Of course, because more music is released in the UK than it is in Iceland, the
comprehensive approach therefore requires much more effort for the British Library
18
Sound Archive worker than his counterpart in Iceland. The main issue of the
comprehensive approach for places like the British Library Sound Archive (and also
the NFSA) is that the amount of new releases is likely to supersede the amount of
(independent) releases tracked down and obtained for the collection. And because the
archive doesn’t receive materials automatically due to record companies being legally
obliged to make a deposit it therefore involves a lot of research to keep track of what
might need to be acquired:
We won’t get it automatically so I make sure I get it [through] finding out about
new things, reading stuff … magazines like Q, Mojo, Music Week, the trade
magazine, so just reading about music (BLSA worker, 2011).
Budgets and Shifting Priorities
Another issue related to building and maintaining a comprehensive collection is one
of labour. As a senior employee in the National Sound Archive at the National
Library of Israel (NLI) put it, “the issue is manpower” (NLI worker, 2011). The
amount of material coming into the archive outstrips the number of staff available to
catalogue it. There is then a struggle between the amount of material that the archive
owns and receives, with its view to having a comprehensive collection, and the
resources (labour, time, money) the archive has to catalogue artefacts. In terms of
labour, “cataloguing is very expensive” (NLI worker, 2011).
Regardless of the institution, the costs of archiving popular music must be justified.
As an interviewee in a management position with the EMI Archive noted: “if you’re a
service department you always have to justify your existence or your expense,
particularly if you’re getting new management in or whatever, I think that’s the same
across the board” (EMI worker, 2011). These budgetary justifications relate to more
than just staffing:
So there’s size and then there’s the building itself. That requires quite a lot of
maintenance just because of the specialist systems. So there’s air conditioning,
fire suppression systems, fire alarms, security, racking, we have roller racking,
which struggles a bit under the weight of some of the items. So we’ve got a
constant repair system there and then all the other things that you would have in
19
archives, like is your roof watertight … It’s a very large facility … so it’s a
constant question of prioritization (EMI worker, 2011).

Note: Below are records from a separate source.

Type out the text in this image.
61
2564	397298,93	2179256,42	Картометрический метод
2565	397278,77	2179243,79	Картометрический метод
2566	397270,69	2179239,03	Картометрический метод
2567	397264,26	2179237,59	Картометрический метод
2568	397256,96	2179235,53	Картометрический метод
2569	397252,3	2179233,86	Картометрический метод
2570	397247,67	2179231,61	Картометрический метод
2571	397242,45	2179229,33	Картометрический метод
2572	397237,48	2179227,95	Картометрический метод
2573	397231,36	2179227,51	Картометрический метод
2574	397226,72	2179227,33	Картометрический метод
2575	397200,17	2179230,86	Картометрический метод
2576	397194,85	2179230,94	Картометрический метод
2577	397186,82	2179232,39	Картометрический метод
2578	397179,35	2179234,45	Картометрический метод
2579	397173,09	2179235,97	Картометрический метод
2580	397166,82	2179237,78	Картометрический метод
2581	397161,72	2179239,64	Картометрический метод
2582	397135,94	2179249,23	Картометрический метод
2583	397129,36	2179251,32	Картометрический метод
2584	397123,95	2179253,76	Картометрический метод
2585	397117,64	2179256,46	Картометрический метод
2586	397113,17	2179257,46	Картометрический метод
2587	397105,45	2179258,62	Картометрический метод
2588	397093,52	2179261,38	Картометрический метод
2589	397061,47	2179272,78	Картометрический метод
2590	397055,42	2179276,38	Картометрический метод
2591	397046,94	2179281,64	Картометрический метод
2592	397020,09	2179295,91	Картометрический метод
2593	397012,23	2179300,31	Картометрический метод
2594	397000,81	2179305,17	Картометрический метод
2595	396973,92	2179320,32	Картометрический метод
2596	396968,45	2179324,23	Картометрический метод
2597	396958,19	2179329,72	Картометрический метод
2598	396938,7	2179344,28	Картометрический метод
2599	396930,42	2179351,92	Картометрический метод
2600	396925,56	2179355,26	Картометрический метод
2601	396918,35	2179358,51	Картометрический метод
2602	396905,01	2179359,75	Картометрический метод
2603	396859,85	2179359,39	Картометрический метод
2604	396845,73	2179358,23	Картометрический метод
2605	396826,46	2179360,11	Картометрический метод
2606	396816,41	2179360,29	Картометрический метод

The question of prioritization of budgets is linked to the centrality of preservation and
conservation. An archivist from the BBC Archive contends that “Preservation is
probably number one, which is really not only a technology thing, but a money thing
as well” (BBC worker, 2011). Priorities are often clearly marked out. As an archivist
from the Georgia State University Library Special Collections Department (GSUL)
put it during a discussion of cataloguing and digitisation:
I would probably put those in as a priority, and of course, reel-to-reels, because
[deterioration] happens over time, where you have to bake the reels, to be able
to transfer them. The 78s and LPs, we’re cataloguing them now, and re-housing
them in to proper sleeves. But they’ll last properly, and I’m keeping them, if
they’re shelved properly to where they aren’t going to warp, or leaning over,
and things like that, little stuff like that, and they’ll last a long time. Also with
those, since everything in that is still under copyright, if I did digitize it, I
couldn’t do anything outside of these four walls. I couldn’t put it up on-line.
They kind of keep getting put back, because we can’t really do anything with it,
or make it accessible to everyone. It’s hard to justify (GSUL worker, 2011).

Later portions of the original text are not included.